Он помолчал и спросил:
– Ты знаешь, что я сейчас сделаю?
Я покачал головой.
– Я   использую   свою   возможность   бушевать   и   покажу   тебе,   что   происходит   с 
благородством. Смотри!
Он находился в трех ярдах от Джонсона, то есть в девяти футах! И он сидел; и одним 
гигантским прыжком; даже не вставая на ноги, покрыл это расстояние. Он прыгнул, как тигр, 
и Джонсон, прикрывая одной рукой живот, а другой – голову, напрасно пытался защититься 
от обрушившейся на него лавины ярости. Волк Ларсен свой первый сокрушительный удар 
направил прямо в грудь матросу. Дыхание Джонсона внезапно пресеклось, и изо рта у него 
вырвался   хриплый   звук,   словно   он   с   силой   взмахнул   топором.   Он   зашатался   и   чуть   не 
опрокинулся навзничь.
Не могу передать подробности последовавшей затем гнусной сцены. Это было нечто 
чудовищное; даже сейчас меня начинает мутить, стоит мне вспомнить об этом. Джонсон 
мужественно защищался, но где же ему было устоять против Волка Ларсена, а тем более 
против Волка Ларсена и помощника! Зрелище этой борьбы было ужасно. Я не представлял 
себе,   что   человеческое   существо   может   столько   вытерпеть   и   все   же   продолжать   жить   и 
бороться. А Джонсон боролся. У него не было ни малейшей надежды справиться с ними, и 
он знал это не хуже меня, но он был человек мужественный и не мог сдаться без борьбы.

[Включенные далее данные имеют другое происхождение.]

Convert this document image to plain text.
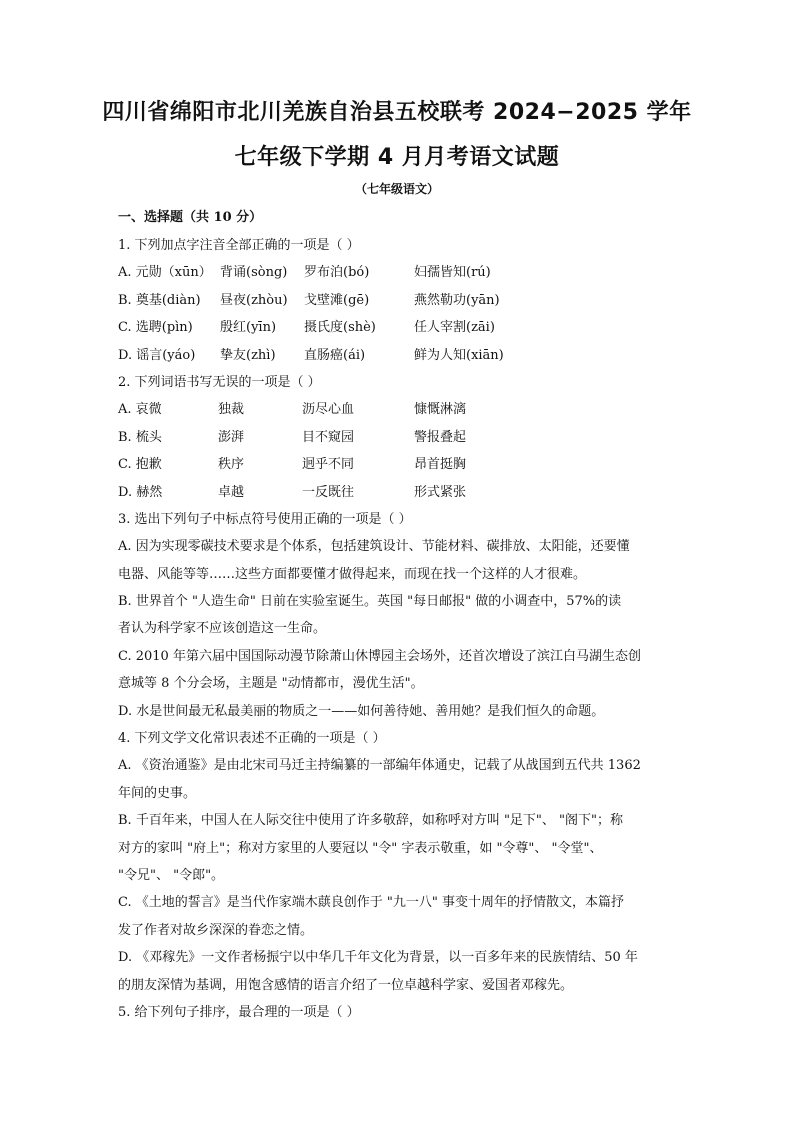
四川省绵阳市北川羌族自治县五校联考 2024−2025 学年
七年级下学期 4 月月考语文试题
（七年级语文）
一、选择题（共 10 分）
1. 下列加点字注音全部正确的一项是（ ）
A. 元勋（xūn） 背诵(sòng)	罗布泊(bó)	妇孺皆知(rú)
B. 奠基(diàn)	昼夜(zhòu)	戈壁滩(gē)	燕然勒功(yān)
C. 选聘(pìn)	殷红(yīn)	摄氏度(shè)	任人宰割(zāi)
D. 谣言(yáo)	挚友(zhì)	直肠癌(ái)	鲜为人知(xiān)
2. 下列词语书写无误的一项是（ ）
A. 哀微	独裁	沥尽心血	慷慨淋漓
B. 梳头	澎湃	目不窥园	警报叠起
C. 抱歉	秩序	迥乎不同	昂首挺胸
D. 赫然	卓越	一反既往	形式紧张
3. 选出下列句子中标点符号使用正确的一项是（ ）
A. 因为实现零碳技术要求是个体系，包括建筑设计、节能材料、碳排放、太阳能，还要懂
电器、风能等等……这些方面都要懂才做得起来，而现在找一个这样的人才很难。
B. 世界首个 "人造生命" 日前在实验室诞生。英国 "每日邮报" 做的小调查中，57%的读
者认为科学家不应该创造这一生命。
C. 2010 年第六届中国国际动漫节除萧山休博园主会场外，还首次增设了滨江白马湖生态创
意城等 8 个分会场，主题是 "动情都市，漫优生活"。
D. 水是世间最无私最美丽的物质之一——如何善待她、善用她？是我们恒久的命题。
4. 下列文学文化常识表述不正确的一项是（ ）
A. 《资治通鉴》是由北宋司马迁主持编纂的一部编年体通史，记载了从战国到五代共 1362
年间的史事。
B. 千百年来，中国人在人际交往中使用了许多敬辞，如称呼对方叫 "足下"、 "阁下"；称
对方的家叫 "府上"；称对方家里的人要冠以 "令" 字表示敬重，如 "令尊"、 "令堂"、
"令兄"、 "令郎"。
C. 《土地的誓言》是当代作家端木蕻良创作于 "九一八" 事变十周年的抒情散文，本篇抒
发了作者对故乡深深的眷恋之情。
D. 《邓稼先》一文作者杨振宁以中华几千年文化为背景，以一百多年来的民族情结、50 年
的朋友深情为基调，用饱含感情的语言介绍了一位卓越科学家、爱国者邓稼先。
5. 给下列句子排序，最合理的一项是（ ）
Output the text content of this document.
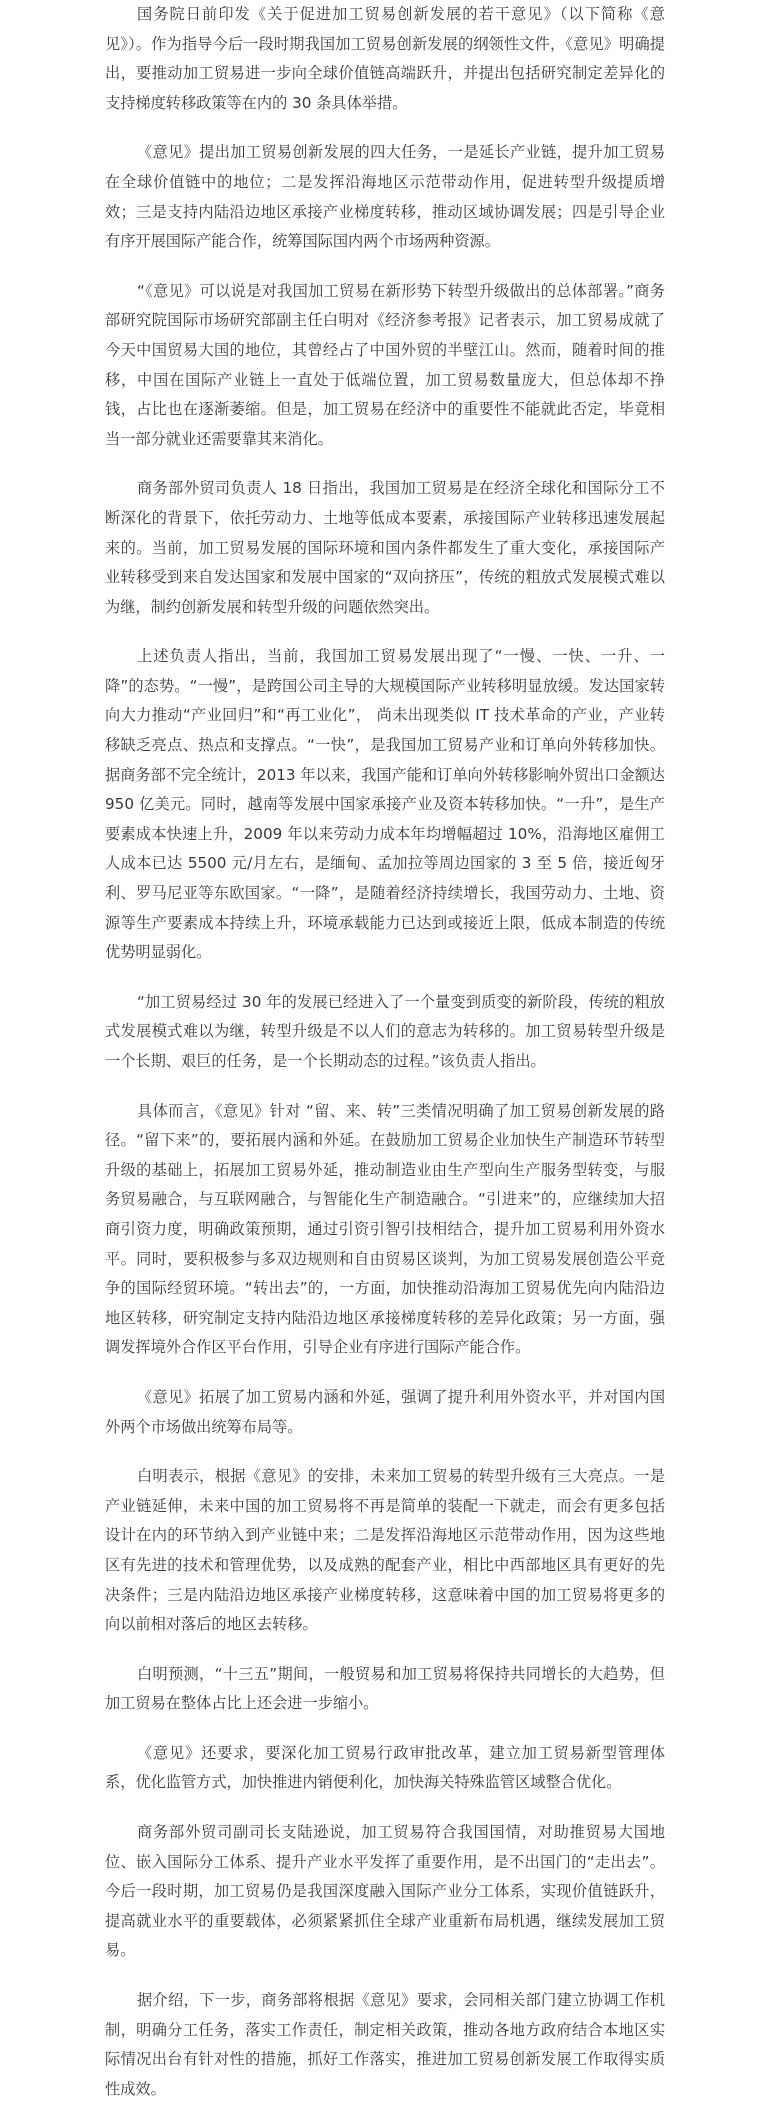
国务院日前印发《关于促进加工贸易创新发展的若干意见》（以下简称《意见》）。作为指导今后一段时期我国加工贸易创新发展的纲领性文件，《意见》明确提出，要推动加工贸易进一步向全球价值链高端跃升，并提出包括研究制定差异化的支持梯度转移政策等在内的 30 条具体举措。

《意见》提出加工贸易创新发展的四大任务，一是延长产业链，提升加工贸易在全球价值链中的地位；二是发挥沿海地区示范带动作用，促进转型升级提质增效；三是支持内陆沿边地区承接产业梯度转移，推动区域协调发展；四是引导企业有序开展国际产能合作，统筹国际国内两个市场两种资源。

“《意见》可以说是对我国加工贸易在新形势下转型升级做出的总体部署。”商务部研究院国际市场研究部副主任白明对《经济参考报》记者表示，加工贸易成就了今天中国贸易大国的地位，其曾经占了中国外贸的半壁江山。然而，随着时间的推移，中国在国际产业链上一直处于低端位置，加工贸易数量庞大，但总体却不挣钱，占比也在逐渐萎缩。但是，加工贸易在经济中的重要性不能就此否定，毕竟相当一部分就业还需要靠其来消化。

商务部外贸司负责人 18 日指出，我国加工贸易是在经济全球化和国际分工不断深化的背景下，依托劳动力、土地等低成本要素，承接国际产业转移迅速发展起来的。当前，加工贸易发展的国际环境和国内条件都发生了重大变化，承接国际产业转移受到来自发达国家和发展中国家的“双向挤压”，传统的粗放式发展模式难以为继，制约创新发展和转型升级的问题依然突出。

上述负责人指出，当前，我国加工贸易发展出现了“一慢、一快、一升、一降”的态势。“一慢”，是跨国公司主导的大规模国际产业转移明显放缓。发达国家转向大力推动“产业回归”和“再工业化”， 尚未出现类似 IT 技术革命的产业，产业转移缺乏亮点、热点和支撑点。“一快”，是我国加工贸易产业和订单向外转移加快。据商务部不完全统计，2013 年以来，我国产能和订单向外转移影响外贸出口金额达 950 亿美元。同时，越南等发展中国家承接产业及资本转移加快。“一升”，是生产要素成本快速上升，2009 年以来劳动力成本年均增幅超过 10%，沿海地区雇佣工人成本已达 5500 元/月左右，是缅甸、孟加拉等周边国家的 3 至 5 倍，接近匈牙利、罗马尼亚等东欧国家。“一降”，是随着经济持续增长，我国劳动力、土地、资源等生产要素成本持续上升，环境承载能力已达到或接近上限，低成本制造的传统优势明显弱化。

“加工贸易经过 30 年的发展已经进入了一个量变到质变的新阶段，传统的粗放式发展模式难以为继，转型升级是不以人们的意志为转移的。加工贸易转型升级是一个长期、艰巨的任务，是一个长期动态的过程。”该负责人指出。

具体而言，《意见》针对 “留、来、转”三类情况明确了加工贸易创新发展的路径。“留下来”的，要拓展内涵和外延。在鼓励加工贸易企业加快生产制造环节转型升级的基础上，拓展加工贸易外延，推动制造业由生产型向生产服务型转变，与服务贸易融合，与互联网融合，与智能化生产制造融合。“引进来”的，应继续加大招商引资力度，明确政策预期，通过引资引智引技相结合，提升加工贸易利用外资水平。同时，要积极参与多双边规则和自由贸易区谈判，为加工贸易发展创造公平竞争的国际经贸环境。“转出去”的，一方面，加快推动沿海加工贸易优先向内陆沿边地区转移，研究制定支持内陆沿边地区承接梯度转移的差异化政策；另一方面，强调发挥境外合作区平台作用，引导企业有序进行国际产能合作。

《意见》拓展了加工贸易内涵和外延，强调了提升利用外资水平，并对国内国外两个市场做出统筹布局等。

白明表示，根据《意见》的安排，未来加工贸易的转型升级有三大亮点。一是产业链延伸，未来中国的加工贸易将不再是简单的装配一下就走，而会有更多包括设计在内的环节纳入到产业链中来；二是发挥沿海地区示范带动作用，因为这些地区有先进的技术和管理优势，以及成熟的配套产业，相比中西部地区具有更好的先决条件；三是内陆沿边地区承接产业梯度转移，这意味着中国的加工贸易将更多的向以前相对落后的地区去转移。

白明预测，“十三五”期间，一般贸易和加工贸易将保持共同增长的大趋势，但加工贸易在整体占比上还会进一步缩小。

《意见》还要求，要深化加工贸易行政审批改革，建立加工贸易新型管理体系，优化监管方式，加快推进内销便利化，加快海关特殊监管区域整合优化。

商务部外贸司副司长支陆逊说，加工贸易符合我国国情，对助推贸易大国地位、嵌入国际分工体系、提升产业水平发挥了重要作用，是不出国门的“走出去”。今后一段时期，加工贸易仍是我国深度融入国际产业分工体系，实现价值链跃升，提高就业水平的重要载体，必须紧紧抓住全球产业重新布局机遇，继续发展加工贸易。

据介绍，下一步，商务部将根据《意见》要求，会同相关部门建立协调工作机制，明确分工任务，落实工作责任，制定相关政策，推动各地方政府结合本地区实际情况出台有针对性的措施，抓好工作落实，推进加工贸易创新发展工作取得实质性成效。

Я не в состоянии был смотреть на это. Я чувствовал, что схожу с ума, и бросился к 
трапу,   чтобы   убежать   на   палубу.   Но   Волк   Ларсен,   оставив   на   миг   свою   жертву,   одним 
могучим прыжком догнал меня и отшвырнул в противоположный угол каюты.
– Это   одно   из   проявлений   жизни, –   с   усмешкой   бросил   он   мне. –   Оставайся   и 
наблюдай. Вот тебе случай собрать данные о бессмертии души. Кроме того, ты ведь знаешь, 
что душе Джонсона мы не можем причинить вреда. Мы можем разрушить только ее бренную 
оболочку.
Мне казалось, что прошли века, хотя на самом деле избиение продолжалось не дольше 
десяти минут. Волк Ларсен и помощник смертным боем избивали беднягу. Они молотили его 
кулаками   и   пинали   своими   тяжелыми   башмаками,   сшибали   с   ног   и   поднимали,   чтобы 
повалить снова. Джонсон уже ничего не видел, кровь хлестала у него из ушей, из носа и изо 
рта, превращая каюту в лавку мясника. Когда он уже не мог подняться, они продолжали 
избивать лежачего.
– Легче, Иогансен, малый ход! – произнес наконец Волк Ларсен.
Но   в   помощнике   проснулся   зверь,   и   он   не   хотел   отпустить   своей   добычи.   Волку 
Ларсену пришлось оттолкнуть его локтем. От этого, казалось бы, легкого толчка Иогансен 
отлетел в сторону, как пробка, и голова его с треском ударилась о переборку. Оглушенный, 
он свалился на пол, тяжело дыша и очумело моргая глазами.
– Отвори дверь, Хэмп! – услышал я приказ.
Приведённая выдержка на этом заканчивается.